Much has been made in recent days of the family of a six year old who attended Sandy Hook Elementary School seeking permission from the State to allow a lawsuit against the State.
Little of the commentary or reporting has been substantive.
I do not think this claim ever becomes a lawsuit. For the purpose of this post I’ll assume this family gets its day in court.
What’s the underlying cause of action?
The claim that the family is seemingly asserting is a cause of action for bystander emotional distress. You can read the claim here. Now it’s possible there’s more to it than that.
Attorney Irv Pinsky’s six-year-old client heard the “cursing, screaming, and shooting,” over the intercom Dec. 14 when a gunman entered Sandy Hook Elementary School and killed her friends.
“You’re having a wonderful life and then the next thing you know your friends are all getting killed and you’re in danger,” Pinsky said Friday. CT News Junkie.
Another quote from the Courant:
“She was in her classroom, and over the loudspeaker came the horrific confrontation between the fellow who shot everybody and other people,” Pinsky said. “Her friends were killed. That’s pretty traumatic.”

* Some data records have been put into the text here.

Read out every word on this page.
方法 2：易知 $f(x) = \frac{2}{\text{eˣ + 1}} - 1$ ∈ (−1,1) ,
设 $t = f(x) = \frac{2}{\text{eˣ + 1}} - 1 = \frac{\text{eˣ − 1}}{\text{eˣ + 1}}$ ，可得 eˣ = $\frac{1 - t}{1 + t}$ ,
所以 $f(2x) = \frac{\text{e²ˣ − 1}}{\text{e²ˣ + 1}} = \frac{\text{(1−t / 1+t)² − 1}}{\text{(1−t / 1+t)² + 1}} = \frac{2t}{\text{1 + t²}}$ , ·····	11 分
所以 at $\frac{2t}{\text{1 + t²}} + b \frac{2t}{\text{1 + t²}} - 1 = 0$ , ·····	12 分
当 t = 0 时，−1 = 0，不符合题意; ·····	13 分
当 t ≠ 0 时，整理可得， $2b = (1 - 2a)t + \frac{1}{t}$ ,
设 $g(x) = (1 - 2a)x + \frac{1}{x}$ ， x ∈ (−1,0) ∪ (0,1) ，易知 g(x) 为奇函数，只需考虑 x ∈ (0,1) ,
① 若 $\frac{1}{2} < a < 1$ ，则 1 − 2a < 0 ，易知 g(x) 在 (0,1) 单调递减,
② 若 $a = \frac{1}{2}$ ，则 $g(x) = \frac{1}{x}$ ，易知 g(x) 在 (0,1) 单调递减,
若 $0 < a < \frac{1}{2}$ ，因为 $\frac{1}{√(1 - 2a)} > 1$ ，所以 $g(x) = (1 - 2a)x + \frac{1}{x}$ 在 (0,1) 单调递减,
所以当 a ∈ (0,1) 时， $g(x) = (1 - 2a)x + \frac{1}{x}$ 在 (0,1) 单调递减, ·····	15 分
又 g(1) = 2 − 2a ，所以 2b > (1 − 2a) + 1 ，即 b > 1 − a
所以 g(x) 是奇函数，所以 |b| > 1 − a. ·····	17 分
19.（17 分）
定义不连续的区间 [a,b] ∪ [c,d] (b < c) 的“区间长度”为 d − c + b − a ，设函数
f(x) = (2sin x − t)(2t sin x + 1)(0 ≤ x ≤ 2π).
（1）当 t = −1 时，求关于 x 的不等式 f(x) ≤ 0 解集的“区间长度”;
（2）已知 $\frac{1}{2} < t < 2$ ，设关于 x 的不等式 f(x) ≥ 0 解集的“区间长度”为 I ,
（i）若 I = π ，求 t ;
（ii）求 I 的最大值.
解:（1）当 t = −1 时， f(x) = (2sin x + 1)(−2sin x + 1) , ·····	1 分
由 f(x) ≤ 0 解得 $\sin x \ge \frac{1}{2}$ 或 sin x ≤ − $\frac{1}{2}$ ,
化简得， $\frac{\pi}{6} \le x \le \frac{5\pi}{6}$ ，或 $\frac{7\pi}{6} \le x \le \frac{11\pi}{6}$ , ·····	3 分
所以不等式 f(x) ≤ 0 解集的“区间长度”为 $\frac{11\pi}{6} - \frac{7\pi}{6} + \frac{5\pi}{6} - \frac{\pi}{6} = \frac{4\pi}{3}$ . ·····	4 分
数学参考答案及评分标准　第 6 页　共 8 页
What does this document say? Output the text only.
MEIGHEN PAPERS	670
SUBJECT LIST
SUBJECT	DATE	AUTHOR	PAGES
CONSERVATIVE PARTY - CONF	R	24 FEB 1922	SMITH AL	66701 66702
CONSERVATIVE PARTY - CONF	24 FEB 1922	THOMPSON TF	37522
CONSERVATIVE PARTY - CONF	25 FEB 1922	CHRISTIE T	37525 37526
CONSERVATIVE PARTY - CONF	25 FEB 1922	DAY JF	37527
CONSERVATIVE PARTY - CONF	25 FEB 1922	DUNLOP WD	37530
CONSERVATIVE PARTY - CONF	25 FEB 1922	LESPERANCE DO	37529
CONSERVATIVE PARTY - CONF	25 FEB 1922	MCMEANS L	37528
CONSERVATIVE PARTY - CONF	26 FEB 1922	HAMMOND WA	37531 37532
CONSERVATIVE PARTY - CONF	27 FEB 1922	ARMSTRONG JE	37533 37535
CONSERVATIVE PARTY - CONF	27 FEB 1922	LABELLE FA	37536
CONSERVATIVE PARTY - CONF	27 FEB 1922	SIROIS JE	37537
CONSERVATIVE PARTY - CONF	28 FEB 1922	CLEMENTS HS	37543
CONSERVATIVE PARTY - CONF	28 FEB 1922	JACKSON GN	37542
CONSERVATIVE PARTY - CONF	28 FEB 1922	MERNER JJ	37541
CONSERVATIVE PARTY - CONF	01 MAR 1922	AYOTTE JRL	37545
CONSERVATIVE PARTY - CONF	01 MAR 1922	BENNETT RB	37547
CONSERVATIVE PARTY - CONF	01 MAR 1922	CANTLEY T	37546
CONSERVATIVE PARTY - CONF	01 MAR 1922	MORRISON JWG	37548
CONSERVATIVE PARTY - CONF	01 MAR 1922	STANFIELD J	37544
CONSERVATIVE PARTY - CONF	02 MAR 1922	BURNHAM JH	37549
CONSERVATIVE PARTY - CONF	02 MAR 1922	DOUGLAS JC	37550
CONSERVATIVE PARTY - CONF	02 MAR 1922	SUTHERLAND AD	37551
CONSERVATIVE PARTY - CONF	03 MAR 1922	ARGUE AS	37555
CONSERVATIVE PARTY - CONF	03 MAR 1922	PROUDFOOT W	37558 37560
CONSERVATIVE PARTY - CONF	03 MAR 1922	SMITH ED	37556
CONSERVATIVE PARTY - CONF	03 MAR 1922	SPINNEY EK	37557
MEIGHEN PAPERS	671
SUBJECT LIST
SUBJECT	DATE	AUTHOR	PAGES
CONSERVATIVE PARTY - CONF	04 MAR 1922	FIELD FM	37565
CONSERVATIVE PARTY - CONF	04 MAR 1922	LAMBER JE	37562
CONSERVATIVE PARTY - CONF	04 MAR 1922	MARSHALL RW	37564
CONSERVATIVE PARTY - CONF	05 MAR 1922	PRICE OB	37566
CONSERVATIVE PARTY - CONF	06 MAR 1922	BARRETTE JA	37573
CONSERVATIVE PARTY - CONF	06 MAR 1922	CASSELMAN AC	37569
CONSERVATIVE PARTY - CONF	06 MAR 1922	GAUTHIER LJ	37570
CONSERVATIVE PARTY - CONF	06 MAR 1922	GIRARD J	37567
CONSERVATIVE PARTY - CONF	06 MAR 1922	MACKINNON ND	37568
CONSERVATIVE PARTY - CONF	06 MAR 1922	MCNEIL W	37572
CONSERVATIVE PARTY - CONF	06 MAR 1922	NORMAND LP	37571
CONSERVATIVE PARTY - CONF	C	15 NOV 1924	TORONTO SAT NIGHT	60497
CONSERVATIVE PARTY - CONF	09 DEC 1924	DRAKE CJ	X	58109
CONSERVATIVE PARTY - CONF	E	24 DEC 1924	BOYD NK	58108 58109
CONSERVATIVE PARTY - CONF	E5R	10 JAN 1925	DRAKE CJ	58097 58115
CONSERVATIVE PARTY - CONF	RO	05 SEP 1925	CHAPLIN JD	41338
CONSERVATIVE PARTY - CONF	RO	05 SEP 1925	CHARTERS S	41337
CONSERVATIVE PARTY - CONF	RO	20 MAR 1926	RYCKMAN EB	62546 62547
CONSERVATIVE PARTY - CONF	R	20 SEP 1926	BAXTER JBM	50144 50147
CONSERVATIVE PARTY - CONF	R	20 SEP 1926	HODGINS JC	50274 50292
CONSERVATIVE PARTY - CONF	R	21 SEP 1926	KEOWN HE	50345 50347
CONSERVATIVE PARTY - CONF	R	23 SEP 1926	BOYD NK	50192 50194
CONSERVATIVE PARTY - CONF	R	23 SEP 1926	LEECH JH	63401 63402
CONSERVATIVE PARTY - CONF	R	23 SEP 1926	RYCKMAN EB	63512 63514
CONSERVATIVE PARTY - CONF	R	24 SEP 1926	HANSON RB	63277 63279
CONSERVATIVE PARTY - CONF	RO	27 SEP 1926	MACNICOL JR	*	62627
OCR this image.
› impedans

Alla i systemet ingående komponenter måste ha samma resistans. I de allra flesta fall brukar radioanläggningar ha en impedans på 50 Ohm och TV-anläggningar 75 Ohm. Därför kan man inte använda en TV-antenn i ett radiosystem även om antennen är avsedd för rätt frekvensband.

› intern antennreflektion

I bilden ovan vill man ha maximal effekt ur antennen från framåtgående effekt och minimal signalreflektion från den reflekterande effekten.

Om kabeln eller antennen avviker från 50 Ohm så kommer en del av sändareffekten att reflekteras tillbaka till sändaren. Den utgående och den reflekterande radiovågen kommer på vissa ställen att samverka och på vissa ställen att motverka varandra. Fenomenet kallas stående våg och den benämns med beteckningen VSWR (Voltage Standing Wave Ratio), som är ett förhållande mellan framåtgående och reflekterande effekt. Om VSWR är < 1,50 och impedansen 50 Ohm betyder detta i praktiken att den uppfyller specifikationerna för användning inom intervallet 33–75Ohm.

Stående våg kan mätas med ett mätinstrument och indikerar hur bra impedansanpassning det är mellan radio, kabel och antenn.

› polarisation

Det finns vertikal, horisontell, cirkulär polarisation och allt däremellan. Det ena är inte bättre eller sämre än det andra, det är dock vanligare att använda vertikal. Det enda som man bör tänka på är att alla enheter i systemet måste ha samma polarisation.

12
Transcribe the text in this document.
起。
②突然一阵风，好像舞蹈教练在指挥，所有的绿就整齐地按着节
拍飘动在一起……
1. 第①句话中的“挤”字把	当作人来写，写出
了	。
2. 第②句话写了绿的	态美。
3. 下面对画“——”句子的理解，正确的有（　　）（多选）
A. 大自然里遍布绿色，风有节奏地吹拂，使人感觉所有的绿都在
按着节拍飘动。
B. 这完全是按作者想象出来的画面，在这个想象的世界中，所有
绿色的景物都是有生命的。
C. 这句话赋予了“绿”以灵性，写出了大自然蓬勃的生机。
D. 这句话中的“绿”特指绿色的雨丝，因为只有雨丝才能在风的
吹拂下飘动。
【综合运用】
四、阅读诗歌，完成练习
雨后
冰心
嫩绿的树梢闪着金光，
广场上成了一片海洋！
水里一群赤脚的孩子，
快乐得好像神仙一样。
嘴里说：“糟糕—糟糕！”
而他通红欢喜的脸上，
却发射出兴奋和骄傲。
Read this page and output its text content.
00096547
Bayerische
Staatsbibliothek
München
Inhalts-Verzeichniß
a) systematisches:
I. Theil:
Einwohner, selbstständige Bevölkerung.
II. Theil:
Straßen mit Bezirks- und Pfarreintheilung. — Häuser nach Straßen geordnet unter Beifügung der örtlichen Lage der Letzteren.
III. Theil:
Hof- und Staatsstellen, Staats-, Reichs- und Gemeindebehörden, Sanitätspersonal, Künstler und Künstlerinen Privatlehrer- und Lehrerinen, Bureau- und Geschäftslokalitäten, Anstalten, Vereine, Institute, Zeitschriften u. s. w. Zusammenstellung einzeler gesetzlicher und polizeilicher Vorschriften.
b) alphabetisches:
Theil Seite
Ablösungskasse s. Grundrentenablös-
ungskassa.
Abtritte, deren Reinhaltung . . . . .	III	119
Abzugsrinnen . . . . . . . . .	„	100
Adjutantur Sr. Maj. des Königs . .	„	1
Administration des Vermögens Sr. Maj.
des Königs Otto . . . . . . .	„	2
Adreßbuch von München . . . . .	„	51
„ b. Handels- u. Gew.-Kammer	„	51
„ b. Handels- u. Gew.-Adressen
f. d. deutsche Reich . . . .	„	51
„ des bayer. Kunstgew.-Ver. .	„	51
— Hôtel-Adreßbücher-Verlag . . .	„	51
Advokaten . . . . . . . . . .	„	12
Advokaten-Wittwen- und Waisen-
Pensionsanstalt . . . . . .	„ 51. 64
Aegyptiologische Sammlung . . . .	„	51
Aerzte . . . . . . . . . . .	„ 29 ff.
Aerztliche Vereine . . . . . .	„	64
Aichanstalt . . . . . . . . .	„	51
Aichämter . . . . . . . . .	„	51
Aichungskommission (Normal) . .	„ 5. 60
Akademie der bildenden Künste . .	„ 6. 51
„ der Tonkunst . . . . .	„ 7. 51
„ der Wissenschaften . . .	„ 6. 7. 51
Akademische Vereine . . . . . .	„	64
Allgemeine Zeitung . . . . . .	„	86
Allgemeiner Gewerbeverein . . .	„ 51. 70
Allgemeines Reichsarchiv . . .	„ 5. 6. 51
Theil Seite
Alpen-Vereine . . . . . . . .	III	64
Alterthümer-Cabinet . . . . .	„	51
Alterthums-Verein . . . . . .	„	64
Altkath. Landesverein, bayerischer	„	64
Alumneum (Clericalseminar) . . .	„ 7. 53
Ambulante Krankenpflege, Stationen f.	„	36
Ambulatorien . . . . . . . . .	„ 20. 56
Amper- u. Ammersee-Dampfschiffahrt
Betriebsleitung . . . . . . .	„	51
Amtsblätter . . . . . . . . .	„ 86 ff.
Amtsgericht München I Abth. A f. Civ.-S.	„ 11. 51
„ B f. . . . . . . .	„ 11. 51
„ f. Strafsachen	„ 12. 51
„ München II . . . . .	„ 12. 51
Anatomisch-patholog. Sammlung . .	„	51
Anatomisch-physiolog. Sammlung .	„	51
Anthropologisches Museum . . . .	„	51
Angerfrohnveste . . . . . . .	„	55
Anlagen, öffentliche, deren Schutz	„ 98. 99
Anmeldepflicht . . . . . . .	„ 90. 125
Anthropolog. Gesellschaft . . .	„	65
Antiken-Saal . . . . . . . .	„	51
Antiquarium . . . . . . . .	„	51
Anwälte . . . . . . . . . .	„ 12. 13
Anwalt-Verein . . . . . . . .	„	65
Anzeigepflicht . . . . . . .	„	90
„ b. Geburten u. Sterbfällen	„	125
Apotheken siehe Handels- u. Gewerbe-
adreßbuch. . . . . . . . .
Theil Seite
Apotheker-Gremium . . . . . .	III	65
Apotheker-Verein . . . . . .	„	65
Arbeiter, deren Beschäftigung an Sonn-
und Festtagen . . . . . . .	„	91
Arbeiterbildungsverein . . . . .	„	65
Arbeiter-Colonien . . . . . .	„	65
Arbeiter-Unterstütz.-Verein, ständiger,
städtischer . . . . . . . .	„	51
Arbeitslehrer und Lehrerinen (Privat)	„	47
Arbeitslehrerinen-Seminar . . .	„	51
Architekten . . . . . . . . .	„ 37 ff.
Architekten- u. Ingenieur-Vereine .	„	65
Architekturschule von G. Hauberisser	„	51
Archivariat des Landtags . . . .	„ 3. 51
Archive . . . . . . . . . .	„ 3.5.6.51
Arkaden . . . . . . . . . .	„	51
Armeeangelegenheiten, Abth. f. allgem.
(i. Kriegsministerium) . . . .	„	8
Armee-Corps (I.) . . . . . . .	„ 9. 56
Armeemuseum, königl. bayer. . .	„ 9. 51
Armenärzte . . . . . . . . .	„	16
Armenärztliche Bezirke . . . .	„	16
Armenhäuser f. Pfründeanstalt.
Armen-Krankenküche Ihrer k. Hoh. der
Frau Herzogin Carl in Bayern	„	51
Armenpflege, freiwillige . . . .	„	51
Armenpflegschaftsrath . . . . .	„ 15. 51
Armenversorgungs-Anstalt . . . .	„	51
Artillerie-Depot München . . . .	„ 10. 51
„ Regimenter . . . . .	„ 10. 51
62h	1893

With good reason, the law generally does not compensate people who witness terrible events. Terrible events happen frequently. Imagine if everyone who watched the planes strike the World Trade Center on television had a cause of action?
Connecticut recognizes a very limited set of circumstances when a bystander can recover emotional distress damages.
The Connecticut Supreme Court in Clohessy v. Bachelor, 237 Conn. 31 (1995) adopted a “reasonable foreseeability” rule and set forth a four-pronged test for the recognition of a cause of action for bystander emotional distress.
A bystander can recover if: “(1) … she is closely related to the injury victim, such as the parent or the sibling of the victim; (2) the emotional injury of the bystander is caused by the contemporaneous sensory perception of the event or conduct that causes the injury …; (3) the injury to the victim must be substantial, resulting in his or her death or serious physical injury; and (4) the bystander’s emotional injury must be serious, beyond that which would be anticipated in a disinterested witness and which is not the result of an abnormal response.
The law requires that the bystander be closely related to the victim. Who is a close relative has been the subject of much litigation. However the following holds true:
The “closely related” condition remains an exacting requirement that still bars strangers, distant relatives, and friends from recovering for bystander emotional distress. Yovino v. Big Bubba’s BBQ, LLC, 49 Conn. Supp. 555, 564, 896 A.2d 161, 166-67 (Super. Ct. 2006).
In my opinion, there’s little substance to this story. It’s highly unlikely that the Connecticut Supreme Court will extend bystander liability to encompass “friends” – that’s too slippery of a slope.
Under existing law, it’s hard to see the cause of action (as reported in the press) surviving a motion to strike.
Of course, different attorneys see things differently. It’s possible Attorney Pinsky believes he can convince the Connecticut Supreme Court to expand liability to cover this situation. New causes of action do arise from time to time.
In my opinion, it’s a baseless claim if it ever becomes a claim. I can’t think of a good reason to try to assert this claim against the State. To the extent there’s any claim it rests against the Estate of Adam Lanza.
On a personal level, it makes me sad. Sad that this kind of claim, that in my opinion the claim against the State has virtually no chance of success. In my opinion, it is divisive and unnecessary.